Polícia prende suspeita de integrar quadrilha que matou motorista de aplicativo, em Itaquá
O Setor de Homicídios e Proteção à Pessoa (SHPP) da Delegacia Seccional de Polícia de Mogi das Cruzes esclareceu o latrocínio do motorista de aplicativo Robson de Moraes Braz Domingues, ocorrido no final de janeiro último, em Itaquaquecetuba. Ele foi vítima da “Quadrilha do Pix” e teria caído em uma emboscada. Uma mulher envolvida no crime foi capturada […]
21/03/2022 15h59, Atualizado há 53 meses
O Setor de Homicídios e Proteção à Pessoa (SHPP) da Delegacia Seccional de Polícia de Mogi das Cruzes esclareceu o latrocínio do motorista de aplicativo Robson de Moraes Braz Domingues, ocorrido no final de janeiro último, em Itaquaquecetuba. Ele foi vítima da “Quadrilha do Pix” e teria caído em uma emboscada. Uma mulher envolvida no crime foi capturada pelos policiais do SHPP e teve a prisão preventiva decretada nesta segunda-feira (21). Um outro envolvido também já teve a prisão temporária decretada.
Segundo a equipe, as investigações continuam, na busca de prender outros integrantes da quadrilha. Robson havia sido abordado por quatro criminosos armados enquanto trabalhava no período da noite. Ele tentou fugir, foi atingido por um disparo no peito e acabou morrendo após guiar o carro até o estacionamento de uma igreja.
O caso
Segundo relembra o delegado de Polícia títular do SHPP, Rubens José Angêlo, no último dia 30 de janeiro, por volta das 20h20, na rua boracéia, localizada no bairro Residencial Fortuna, em Itaquaquecetuba, a vítima Robson de Moraes Braz Domingues conduzia seu veículo do modelo Fox, enquanto trabalhava como motorista de aplicativo, sendo abordado por “aproximadamente quatro indivíduos, que anunciaram o assalto com emprego de arma de fogo”.

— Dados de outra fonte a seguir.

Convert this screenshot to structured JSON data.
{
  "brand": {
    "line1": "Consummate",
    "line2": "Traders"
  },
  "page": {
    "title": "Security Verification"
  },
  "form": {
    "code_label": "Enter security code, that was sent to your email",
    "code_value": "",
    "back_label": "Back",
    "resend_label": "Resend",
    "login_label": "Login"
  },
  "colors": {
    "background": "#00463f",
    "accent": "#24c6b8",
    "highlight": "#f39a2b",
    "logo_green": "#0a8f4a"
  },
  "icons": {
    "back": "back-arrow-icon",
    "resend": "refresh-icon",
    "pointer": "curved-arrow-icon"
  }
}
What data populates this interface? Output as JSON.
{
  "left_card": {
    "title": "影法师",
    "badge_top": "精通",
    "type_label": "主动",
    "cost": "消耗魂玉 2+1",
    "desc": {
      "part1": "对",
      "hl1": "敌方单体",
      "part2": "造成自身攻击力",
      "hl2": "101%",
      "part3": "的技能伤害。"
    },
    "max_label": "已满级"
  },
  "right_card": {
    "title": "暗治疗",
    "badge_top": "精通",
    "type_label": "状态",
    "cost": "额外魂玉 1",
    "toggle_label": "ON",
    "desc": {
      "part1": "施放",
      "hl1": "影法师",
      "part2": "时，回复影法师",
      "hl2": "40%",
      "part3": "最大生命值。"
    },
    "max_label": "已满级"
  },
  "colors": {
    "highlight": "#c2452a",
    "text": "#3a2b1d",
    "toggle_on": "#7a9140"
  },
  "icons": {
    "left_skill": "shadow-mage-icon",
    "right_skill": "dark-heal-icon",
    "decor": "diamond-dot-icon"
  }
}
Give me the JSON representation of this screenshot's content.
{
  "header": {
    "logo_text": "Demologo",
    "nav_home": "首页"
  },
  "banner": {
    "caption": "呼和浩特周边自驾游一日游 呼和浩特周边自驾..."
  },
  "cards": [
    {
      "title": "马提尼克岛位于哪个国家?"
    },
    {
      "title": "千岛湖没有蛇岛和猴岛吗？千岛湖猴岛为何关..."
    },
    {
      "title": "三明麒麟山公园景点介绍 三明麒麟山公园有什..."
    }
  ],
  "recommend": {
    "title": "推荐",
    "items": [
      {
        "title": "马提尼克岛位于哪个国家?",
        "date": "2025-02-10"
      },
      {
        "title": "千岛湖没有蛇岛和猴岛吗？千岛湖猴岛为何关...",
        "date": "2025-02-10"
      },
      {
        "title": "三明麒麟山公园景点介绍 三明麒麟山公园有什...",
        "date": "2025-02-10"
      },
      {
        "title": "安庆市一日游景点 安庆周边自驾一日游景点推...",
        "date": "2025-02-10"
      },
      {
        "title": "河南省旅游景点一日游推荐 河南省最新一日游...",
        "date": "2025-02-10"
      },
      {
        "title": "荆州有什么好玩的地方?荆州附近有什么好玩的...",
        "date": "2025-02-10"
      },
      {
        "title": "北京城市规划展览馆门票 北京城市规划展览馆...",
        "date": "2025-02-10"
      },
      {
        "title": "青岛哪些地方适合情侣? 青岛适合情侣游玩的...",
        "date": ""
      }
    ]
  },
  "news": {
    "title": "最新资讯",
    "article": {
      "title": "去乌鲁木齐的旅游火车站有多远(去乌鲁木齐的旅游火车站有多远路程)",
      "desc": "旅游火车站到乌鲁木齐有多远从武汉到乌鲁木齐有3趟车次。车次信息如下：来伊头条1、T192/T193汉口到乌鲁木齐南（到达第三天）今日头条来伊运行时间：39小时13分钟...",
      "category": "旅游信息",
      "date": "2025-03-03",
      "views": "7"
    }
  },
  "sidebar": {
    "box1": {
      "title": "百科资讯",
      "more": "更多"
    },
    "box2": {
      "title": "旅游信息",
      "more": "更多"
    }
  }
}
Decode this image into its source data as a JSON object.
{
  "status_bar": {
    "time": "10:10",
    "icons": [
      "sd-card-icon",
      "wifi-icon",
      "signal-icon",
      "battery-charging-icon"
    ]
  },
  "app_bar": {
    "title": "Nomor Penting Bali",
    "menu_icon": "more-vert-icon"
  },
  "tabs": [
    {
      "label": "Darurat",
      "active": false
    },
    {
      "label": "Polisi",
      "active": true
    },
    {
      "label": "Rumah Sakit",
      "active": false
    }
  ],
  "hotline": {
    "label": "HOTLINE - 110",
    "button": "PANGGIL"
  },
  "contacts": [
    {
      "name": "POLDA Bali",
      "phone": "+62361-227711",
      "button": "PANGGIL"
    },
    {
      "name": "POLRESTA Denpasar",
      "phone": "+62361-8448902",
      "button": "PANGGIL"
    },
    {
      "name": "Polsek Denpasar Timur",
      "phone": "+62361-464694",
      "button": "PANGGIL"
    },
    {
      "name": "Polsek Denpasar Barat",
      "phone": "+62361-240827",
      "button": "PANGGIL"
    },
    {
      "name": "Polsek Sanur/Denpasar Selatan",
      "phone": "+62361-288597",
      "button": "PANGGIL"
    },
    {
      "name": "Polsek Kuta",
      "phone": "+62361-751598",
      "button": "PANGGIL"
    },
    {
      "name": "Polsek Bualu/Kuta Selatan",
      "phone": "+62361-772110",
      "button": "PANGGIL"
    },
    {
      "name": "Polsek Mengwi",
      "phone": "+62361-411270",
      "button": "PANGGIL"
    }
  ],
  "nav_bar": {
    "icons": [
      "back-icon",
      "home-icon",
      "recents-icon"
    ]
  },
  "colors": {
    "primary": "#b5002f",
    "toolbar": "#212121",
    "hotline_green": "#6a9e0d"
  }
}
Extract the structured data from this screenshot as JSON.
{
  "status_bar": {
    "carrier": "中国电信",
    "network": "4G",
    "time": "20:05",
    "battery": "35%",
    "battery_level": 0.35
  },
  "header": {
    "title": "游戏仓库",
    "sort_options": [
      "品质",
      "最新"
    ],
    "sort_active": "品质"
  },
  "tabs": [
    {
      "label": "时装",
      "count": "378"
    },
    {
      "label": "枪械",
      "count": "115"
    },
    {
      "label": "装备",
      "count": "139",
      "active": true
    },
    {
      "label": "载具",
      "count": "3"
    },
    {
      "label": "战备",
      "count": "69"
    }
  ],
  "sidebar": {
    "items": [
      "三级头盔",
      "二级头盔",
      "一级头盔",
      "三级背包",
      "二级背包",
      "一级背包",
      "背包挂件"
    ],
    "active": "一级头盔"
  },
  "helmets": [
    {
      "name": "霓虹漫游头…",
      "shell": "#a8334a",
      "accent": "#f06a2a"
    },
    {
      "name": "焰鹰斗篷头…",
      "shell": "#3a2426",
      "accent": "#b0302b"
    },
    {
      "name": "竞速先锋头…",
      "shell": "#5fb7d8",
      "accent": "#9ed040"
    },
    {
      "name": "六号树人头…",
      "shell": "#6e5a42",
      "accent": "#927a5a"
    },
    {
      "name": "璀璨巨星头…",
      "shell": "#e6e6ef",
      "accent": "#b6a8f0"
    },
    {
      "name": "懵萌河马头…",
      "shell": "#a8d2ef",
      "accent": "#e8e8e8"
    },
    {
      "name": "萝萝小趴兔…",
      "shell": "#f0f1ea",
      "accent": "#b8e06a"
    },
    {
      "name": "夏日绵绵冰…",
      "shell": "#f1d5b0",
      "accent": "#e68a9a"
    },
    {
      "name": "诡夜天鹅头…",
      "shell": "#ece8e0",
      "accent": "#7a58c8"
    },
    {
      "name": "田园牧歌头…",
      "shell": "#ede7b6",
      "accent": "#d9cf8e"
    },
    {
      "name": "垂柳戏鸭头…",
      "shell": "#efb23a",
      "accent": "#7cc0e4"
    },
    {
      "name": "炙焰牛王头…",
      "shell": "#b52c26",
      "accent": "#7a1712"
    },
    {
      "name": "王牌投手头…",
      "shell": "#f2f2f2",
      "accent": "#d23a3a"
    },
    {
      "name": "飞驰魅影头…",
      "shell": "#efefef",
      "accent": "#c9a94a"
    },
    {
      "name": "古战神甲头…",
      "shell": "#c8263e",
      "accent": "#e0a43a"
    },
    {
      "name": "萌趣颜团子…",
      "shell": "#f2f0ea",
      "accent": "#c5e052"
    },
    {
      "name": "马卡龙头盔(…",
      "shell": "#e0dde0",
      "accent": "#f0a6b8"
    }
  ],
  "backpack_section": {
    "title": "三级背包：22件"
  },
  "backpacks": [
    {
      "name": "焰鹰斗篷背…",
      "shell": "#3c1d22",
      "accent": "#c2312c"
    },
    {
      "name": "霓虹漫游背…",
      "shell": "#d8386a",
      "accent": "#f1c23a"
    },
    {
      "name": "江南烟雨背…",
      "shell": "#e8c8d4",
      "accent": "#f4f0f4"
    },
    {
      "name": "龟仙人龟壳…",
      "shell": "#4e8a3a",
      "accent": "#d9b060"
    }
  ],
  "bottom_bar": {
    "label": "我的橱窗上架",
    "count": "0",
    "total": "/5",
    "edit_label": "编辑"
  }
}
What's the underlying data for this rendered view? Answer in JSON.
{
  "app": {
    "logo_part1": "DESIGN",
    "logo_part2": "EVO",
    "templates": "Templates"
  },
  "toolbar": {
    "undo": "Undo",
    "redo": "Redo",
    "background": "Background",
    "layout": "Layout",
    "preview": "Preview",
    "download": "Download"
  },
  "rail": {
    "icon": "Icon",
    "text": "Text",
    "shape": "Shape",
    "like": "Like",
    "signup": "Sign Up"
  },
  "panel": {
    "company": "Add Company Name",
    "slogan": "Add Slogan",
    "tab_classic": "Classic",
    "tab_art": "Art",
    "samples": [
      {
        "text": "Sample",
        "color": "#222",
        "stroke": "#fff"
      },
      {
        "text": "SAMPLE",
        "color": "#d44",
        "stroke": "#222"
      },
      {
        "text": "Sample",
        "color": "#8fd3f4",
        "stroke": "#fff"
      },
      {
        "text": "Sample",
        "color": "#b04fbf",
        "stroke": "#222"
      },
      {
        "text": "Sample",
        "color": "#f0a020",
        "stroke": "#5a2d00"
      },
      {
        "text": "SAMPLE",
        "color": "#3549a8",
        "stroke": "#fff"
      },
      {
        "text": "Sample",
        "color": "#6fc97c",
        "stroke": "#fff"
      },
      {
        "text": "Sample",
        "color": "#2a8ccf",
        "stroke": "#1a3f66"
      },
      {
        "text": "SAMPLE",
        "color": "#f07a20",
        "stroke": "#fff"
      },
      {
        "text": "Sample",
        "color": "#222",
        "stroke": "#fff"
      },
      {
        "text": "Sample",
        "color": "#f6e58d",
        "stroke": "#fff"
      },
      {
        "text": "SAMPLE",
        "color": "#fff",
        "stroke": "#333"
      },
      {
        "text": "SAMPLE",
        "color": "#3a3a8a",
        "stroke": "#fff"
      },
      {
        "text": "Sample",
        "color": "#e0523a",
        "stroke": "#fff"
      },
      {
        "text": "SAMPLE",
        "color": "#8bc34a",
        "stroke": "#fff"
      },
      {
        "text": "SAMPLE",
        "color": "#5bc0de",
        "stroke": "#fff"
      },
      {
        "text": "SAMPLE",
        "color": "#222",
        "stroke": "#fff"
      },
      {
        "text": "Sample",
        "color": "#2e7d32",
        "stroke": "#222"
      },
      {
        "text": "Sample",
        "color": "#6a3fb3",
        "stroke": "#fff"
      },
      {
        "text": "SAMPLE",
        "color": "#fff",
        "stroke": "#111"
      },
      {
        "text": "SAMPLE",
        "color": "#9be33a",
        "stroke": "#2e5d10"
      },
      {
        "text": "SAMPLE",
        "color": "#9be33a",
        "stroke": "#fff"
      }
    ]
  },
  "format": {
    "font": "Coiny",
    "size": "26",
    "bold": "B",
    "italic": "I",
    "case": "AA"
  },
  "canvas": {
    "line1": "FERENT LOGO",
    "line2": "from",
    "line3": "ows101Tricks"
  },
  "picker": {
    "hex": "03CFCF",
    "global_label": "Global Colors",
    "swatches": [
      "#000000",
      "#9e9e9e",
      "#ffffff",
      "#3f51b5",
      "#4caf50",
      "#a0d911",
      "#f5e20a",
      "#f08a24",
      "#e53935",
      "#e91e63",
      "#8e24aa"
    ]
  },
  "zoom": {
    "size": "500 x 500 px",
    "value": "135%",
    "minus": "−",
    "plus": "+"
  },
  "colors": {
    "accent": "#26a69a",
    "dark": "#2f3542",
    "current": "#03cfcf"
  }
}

Durante a ação, após acelerar o seu automóvel, Robson foi atingido por um disparo em seu tórax, conseguindo ainda conduzir o veículo Fox até o estacionamento de uma igreja, onde acabou falecendo no local, segundo narra o delegado. Após a ação, os bandidos empreenderam fuga.
Inicialmente, o caso foi registrado como crime de homicídio, e no curso das investigações descobrimos que se trata realmente de crime de latrocínio consumado.
O SHPP conta que, por meio de um intenso trabalho de investigação e de inteligência policial, inclusive com técnicas, métodos e recursos tecnológicos, descobriu a identidade de um dos autores do crime.
“A investigação descobriu também, que a vítima manteve contato com uma suposta mulher por um aplicativo de namoro, e foi atraído para um encontro “emboscada”, onde uma quadrilha cujo um integrante o esperava para roubá-lo, sendo que ao não parar seu veículo foi atingido por um disparo de arma de fogo no tórax”, explica o delegado, ao frisar que a motivação do crime era roubar, subtrair valores da vítima.
Rubens Angêlo destaca ainda que certamente essa quadrilha, trata-se de “quadrilha pix”, que visava roubar o aparelho celular da vítima e realizar o seu o sequestro-relâmpago, para fazer *transferências bancárias”.
Diante das investigações, foi pedida a prisão temporária do homem identificado de integrar a quadrilha, assim como quatro mandatos de busca domiciliar, sendo concedidos pela 2ª Vara Criminal da Comarca de Itaquaquecetuba.
Nesta segunda-feira (21), a equipe obteve sucesso na prisão de uma segunda integrante. As investigações prosseguem no sentido de identificar e prender os outros integrantes da quadrilha.